Raina (2025) describes this through the lens of neural layers: input embedding layers convert the query and tool descriptions into numerical vectors — read about how text becomes a vector and why semantically similar queries fall into the same area of space in Embeddings in Simple Terms: How AI Understands Meaning, Not Just Words . Middle layers perform abstract reasoning and tool selection logic, and how vector search finds the most relevant tool or snippet — details in Vector Search for Beginners: How RAG Finds the Necessary Information . Output layers generate the final decision — text or tool call.

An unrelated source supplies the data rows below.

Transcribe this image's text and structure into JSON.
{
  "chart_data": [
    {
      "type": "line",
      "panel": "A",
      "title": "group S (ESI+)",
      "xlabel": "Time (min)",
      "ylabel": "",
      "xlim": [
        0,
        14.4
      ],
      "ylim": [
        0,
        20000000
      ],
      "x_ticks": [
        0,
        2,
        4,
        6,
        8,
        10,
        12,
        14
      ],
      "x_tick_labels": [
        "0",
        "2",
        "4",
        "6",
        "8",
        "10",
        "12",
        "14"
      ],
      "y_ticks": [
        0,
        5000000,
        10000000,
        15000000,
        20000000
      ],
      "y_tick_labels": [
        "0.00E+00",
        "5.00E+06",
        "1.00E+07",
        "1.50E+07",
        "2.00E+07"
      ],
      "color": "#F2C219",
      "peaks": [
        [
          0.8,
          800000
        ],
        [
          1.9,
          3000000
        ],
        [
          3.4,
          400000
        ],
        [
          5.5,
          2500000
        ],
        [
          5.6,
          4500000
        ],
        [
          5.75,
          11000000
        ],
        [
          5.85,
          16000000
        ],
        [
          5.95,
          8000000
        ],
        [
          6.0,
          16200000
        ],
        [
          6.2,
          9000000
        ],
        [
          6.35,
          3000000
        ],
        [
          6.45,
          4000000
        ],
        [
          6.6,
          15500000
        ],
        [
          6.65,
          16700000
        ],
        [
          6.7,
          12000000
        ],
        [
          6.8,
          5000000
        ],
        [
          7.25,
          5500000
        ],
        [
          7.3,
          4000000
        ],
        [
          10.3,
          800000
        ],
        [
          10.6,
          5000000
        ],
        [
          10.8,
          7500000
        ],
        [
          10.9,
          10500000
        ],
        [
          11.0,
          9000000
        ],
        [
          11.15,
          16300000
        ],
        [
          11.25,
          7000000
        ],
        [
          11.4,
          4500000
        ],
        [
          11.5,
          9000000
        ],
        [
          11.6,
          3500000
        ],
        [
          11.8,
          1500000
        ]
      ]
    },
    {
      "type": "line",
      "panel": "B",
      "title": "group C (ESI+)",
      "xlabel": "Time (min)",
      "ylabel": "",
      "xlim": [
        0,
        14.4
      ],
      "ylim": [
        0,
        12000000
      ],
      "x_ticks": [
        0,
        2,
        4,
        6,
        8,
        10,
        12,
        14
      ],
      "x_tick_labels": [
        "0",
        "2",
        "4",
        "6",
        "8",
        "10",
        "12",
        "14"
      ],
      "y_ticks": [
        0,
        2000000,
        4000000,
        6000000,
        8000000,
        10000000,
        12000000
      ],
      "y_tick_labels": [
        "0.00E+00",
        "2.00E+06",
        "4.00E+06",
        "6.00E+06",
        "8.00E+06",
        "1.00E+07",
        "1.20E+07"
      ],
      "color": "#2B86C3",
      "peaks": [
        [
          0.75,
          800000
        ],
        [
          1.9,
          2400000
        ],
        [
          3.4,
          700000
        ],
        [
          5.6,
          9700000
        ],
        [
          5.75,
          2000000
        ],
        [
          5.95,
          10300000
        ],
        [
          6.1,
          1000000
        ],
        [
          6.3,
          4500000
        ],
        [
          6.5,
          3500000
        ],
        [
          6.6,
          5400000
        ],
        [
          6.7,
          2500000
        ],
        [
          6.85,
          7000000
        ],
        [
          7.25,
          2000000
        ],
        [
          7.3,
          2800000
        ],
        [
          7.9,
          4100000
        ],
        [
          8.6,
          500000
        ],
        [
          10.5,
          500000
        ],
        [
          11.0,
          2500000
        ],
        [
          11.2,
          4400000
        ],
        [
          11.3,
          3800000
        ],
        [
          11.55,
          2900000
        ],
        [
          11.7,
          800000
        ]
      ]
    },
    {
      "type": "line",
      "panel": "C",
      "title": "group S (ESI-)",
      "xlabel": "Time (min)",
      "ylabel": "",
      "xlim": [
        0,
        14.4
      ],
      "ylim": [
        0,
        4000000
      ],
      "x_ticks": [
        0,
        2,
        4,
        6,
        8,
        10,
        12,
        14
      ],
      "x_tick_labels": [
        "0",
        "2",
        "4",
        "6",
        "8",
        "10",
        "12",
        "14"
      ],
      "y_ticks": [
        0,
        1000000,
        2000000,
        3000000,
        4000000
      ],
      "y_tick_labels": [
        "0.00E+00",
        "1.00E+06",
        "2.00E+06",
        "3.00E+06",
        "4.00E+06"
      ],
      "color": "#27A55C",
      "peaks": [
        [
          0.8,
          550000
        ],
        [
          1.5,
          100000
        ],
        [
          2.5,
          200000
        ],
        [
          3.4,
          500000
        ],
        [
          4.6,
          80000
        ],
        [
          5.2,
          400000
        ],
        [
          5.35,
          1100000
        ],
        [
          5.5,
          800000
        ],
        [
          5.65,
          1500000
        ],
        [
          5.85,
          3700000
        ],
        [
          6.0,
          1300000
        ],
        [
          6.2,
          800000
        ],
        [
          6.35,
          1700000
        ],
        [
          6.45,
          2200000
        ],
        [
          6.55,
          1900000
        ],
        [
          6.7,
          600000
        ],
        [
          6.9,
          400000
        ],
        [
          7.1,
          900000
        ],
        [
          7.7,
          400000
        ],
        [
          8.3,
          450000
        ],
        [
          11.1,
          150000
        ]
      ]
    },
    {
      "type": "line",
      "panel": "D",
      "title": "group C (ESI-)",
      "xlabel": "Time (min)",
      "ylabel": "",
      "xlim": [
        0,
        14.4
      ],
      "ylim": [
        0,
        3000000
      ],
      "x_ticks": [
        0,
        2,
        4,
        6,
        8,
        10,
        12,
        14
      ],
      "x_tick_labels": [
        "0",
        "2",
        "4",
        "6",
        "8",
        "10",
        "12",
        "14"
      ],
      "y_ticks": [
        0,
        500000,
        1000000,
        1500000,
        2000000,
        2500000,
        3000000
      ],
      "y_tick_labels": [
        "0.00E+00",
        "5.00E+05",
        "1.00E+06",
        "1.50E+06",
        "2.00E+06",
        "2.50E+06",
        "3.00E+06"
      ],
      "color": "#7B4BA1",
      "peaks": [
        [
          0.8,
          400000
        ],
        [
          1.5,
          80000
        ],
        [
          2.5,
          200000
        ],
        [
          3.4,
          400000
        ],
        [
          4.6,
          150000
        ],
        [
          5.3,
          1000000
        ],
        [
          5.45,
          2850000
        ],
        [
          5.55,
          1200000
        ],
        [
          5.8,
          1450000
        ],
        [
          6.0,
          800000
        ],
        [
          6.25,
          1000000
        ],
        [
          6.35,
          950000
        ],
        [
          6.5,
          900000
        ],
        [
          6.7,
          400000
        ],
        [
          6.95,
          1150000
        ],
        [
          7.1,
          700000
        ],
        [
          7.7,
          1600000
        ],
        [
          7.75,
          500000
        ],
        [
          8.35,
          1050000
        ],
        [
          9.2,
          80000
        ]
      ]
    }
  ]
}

Internal decision process (simplified model)
# What happens inside the model with tool_choice: auto (conceptually):
# 1. Analyze query intent
intent = analyze_query(user_message)
# → "query about early termination contract terms"
# 2. Assess own knowledge
confidence_in_own_knowledge = estimate_confidence(intent)
# → "has general knowledge about contracts, but not about this specific client's contract"
# 3. Compare with available tools
tool_relevance = match_intent_to_tools(intent, tool_descriptions)
# → search_knowledge_base: high relevance (trigger scenario: "contract terms")
# 4. Decision
if tool_relevance > threshold AND confidence_in_own_knowledge < threshold:
return tool_call(name="search_knowledge_base", args={...})
else:
return text_response(...)
Key point: the model doesn't just check if a relevant tool exists. It also assesses if its own knowledge is sufficient. If the model considers itself knowledgeable — it might choose a text response even if a relevant tool is available.
How the model learns to decide when to search
The ability for correct decision-making is the result of fine-tuning on synthetic examples. Simplicity is SOTA (2025) describes the approach: providers generate thousands of examples of query → CoT reasoning trace → tool call, where the model learns not just to call a function, but to justify why. An example of a reasoning trace looks like this:
# Internal CoT reasoning trace (how it's formed during training):
"""
Query: "What are the terms for early termination of our contract?"
Analysis: The query concerns a specific contract ("our") —
this means specific information is needed that is not in my general knowledge.
The available tool search_knowledge_base describes searching the corporate base
with the trigger scenario "contract terms". This is an exact match.
Confidence in own knowledge: low (specificity of a particular contract).
Decision: call search_knowledge_base.
"""
→ tool_call("search_knowledge_base", {"query": "terms for early termination of contract"})
This is why reasoning-enabled model variants (Claude with extended thinking, OpenAI's o-series) show better results in complex tool use scenarios — WildToolBench (2026) confirms: reasoning-enabled models consistently outperform non-reasoning variants in tasks requiring correct orchestration of sequential tool calls.
Impact of system prompt on decision
The system prompt is a powerful lever for controlling the model's decision.
If it explicitly states when to search, the model will follow this instruction
even with tool_choice: auto:
The combination of a high-quality description + an explicit instruction in the system prompt
significantly increases the reliability of the model's decisions compared to each approach separately.